Ireland will intensify police patrols along the land border with Northern Ireland as the end of the Brexit transition looms, in a bid to prevent organised crime groups exploiting the new trading regime.
The plan to boost border policing came as Micheál Martin’s government told business to make final preparations for new customs, food and animal safety checks that will be required to trade with the UK — and warned that the introduction of such checks on January 1 could lead to congestion around Dublin Port, the country’s biggest.
Ireland’s police force, the Garda, said it has already increased the number of officers posted to the border region by 20 per cent since 2016, the year of the UK referendum to leave the EU.
Although there will be no new checks on cross-border trade because of the Brexit protocol to keep the seamless frontier open, the Garda plans to create roving checkpoints in the border region as the new arrangements take force over the new year.
“We are very conscious that any change that will come into place has the potential for organised crime groups to try and take advantage of that,” Liam Geraghty, a Garda superintendent, said in Dublin.
He added: “People living along the approximately 500-km border will see an increased Garda presence over the coming days.
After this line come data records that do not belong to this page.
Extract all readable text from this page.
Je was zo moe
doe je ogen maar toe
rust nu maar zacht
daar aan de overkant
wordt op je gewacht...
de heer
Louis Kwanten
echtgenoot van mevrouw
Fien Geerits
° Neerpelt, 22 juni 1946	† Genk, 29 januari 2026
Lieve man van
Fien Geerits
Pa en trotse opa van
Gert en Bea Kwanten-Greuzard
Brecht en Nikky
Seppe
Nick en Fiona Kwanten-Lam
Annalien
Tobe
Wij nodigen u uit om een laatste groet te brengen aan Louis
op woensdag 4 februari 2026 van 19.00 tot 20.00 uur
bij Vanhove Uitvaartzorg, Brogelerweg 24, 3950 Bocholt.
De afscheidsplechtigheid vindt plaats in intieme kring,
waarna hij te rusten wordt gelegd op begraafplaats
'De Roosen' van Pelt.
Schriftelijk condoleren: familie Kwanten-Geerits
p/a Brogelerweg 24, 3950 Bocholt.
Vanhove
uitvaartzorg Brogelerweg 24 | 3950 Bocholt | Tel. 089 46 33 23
Members of [the force] will not be posted on the border, will not be manning permanent checkpoints or guarding infrastructure.”
Mr Geraghty said the Garda had no intelligence about specific threats and he did not say how any criminal groups might seek illicit profit from the new regime.
Northern Ireland will continue to apply EU internal market and customs rules so frictionless trade can continue with the Irish Republic, necessitating new Irish Sea checks on trade between Northern Ireland and Great Britain.
The reintroduction of checks between the republic and Britain, which were scrapped with the EU single market in 1993, has led Dublin to recruit 1,500 new officials while building new IT systems and infrastructure at ports and airports.
Officials have developed special traffic plans to manage congestion around Dublin Port, which is near the city centre. The port has said new checks will be required on some 900,000 UK cargo shipments each year as a result of Brexit, up from 200,000 annual checks on current non-EU trade.
Gerry Harrahill, director-general for customs in the Revenue tax authority, said 95 per cent of Irish companies importing from the UK and 96 per cent of exporters had registered for customs.
But many had left it until the last minute amid uncertainty in the Brexit trade talks, with more than 3,500 companies only taking out customs registrations in December.
“Change is happening. Things cannot and will not stay the same. Businesses need to understand the new reality and be able to engage with that reality,” he said.
“If your goods are stopped for customs, agri or food safety checks, you should expect that this will take time. You can’t simply drive off a ferry that arrives from the UK and leave the port in the way that you can today. That is an unavoidable new feature of trade with Great Britain.”